Dylan Lewis is a second-generation South African sculptor. Lewis’s international career spans two decades and includes exhibitions in Paris, Sydney, Toronto, Houston and San Francisco, as well as numerous one-man exhibitions in London, where he is among the few living artists to have held solo auctions at Christie’s

Sculpture Garden
A central project in the artist practice is the Dylan Lewis Sculpture Garden in Stellenbosch, a seven-hectare landscape that he personally shaped and filled with more than sixty monumental sculptures.

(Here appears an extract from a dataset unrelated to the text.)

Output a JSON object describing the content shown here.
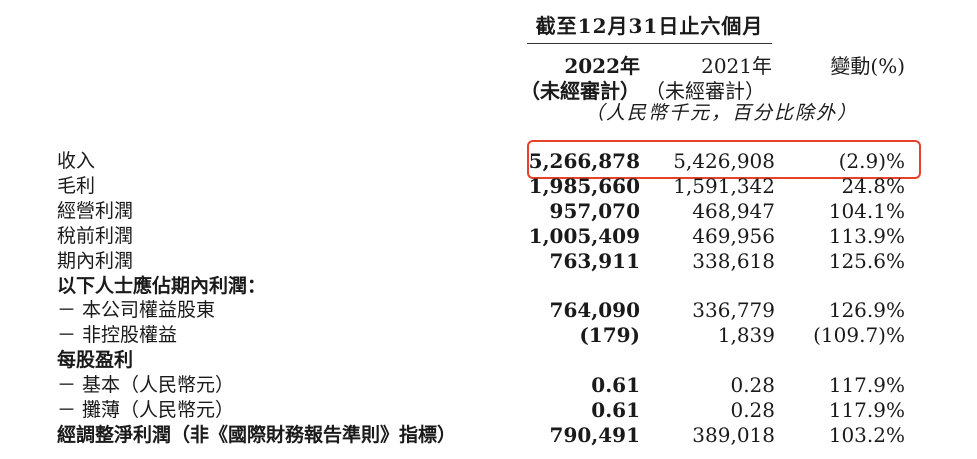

The artist in essence sculpted a flat canvas of land – with every metre of the seven hectare expanse shaped, articulated and moulded, and two excavator operators essentially serving as a de facto extension of Lewis’ own hands during the process. The artist had never sculpted on this scale before but found that the principles of the practice remained largely the same. ‘I felt like I was walking through a large surface of one of my sculptures,’ he notes. Applying the same techniques he would have done for a smaller work, he worked with the sightlines of the surrounding mountains – the garden forming part of a much larger composition that includes the landscape.

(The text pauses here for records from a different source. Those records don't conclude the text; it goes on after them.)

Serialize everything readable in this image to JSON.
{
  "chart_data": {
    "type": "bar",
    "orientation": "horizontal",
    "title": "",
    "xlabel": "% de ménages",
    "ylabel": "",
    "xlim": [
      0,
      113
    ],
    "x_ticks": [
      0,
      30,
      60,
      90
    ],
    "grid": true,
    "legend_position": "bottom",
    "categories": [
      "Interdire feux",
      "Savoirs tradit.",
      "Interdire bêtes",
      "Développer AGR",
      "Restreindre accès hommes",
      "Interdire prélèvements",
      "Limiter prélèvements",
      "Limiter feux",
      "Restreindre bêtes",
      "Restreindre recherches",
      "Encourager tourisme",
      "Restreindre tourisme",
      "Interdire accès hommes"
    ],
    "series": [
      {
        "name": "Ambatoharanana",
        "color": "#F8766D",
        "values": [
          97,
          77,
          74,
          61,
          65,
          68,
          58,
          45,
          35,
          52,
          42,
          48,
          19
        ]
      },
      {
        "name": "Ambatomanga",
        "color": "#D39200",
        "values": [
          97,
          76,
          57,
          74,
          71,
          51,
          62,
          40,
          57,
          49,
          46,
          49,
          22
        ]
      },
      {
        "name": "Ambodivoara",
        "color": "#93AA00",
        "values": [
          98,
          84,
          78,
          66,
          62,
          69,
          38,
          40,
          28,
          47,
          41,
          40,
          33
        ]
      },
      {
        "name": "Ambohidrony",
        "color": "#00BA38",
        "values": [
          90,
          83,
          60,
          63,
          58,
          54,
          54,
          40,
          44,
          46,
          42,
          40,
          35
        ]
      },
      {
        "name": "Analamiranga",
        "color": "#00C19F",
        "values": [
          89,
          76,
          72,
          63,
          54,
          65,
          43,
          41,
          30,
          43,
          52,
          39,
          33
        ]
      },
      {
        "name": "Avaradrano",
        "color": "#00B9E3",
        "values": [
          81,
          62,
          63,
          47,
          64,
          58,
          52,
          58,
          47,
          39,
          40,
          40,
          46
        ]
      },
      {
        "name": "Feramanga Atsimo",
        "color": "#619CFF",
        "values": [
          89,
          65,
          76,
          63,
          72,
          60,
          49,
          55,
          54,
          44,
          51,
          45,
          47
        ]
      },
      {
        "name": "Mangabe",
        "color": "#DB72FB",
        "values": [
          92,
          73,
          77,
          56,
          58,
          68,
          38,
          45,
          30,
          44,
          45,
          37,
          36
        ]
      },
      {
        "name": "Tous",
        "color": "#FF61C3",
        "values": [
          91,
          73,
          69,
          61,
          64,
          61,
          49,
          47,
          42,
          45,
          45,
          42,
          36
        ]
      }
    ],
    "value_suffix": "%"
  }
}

While initially sculptures were placed, replaced or moved until they settled into the garden, they have now become intertwined with the space, creating a dialogue – the landscaping informed the placement of particular sculptures, while the nature of Lewis’ sculpture practice informed the forms excavated and moulded into the earth itself. Unusual in the context of sculpture ‘parks’ or gardens, Lewis’ creation is a consciously composed work in itself, a philosophical framework, rather than merely a platform upon which to display his pieces. And while the hardscaping – pathways, hills, buildings - is now complete, the garden continuously evolves through seasons, the natural order of time changing the vegetation and the dynamic between nature and sculpture.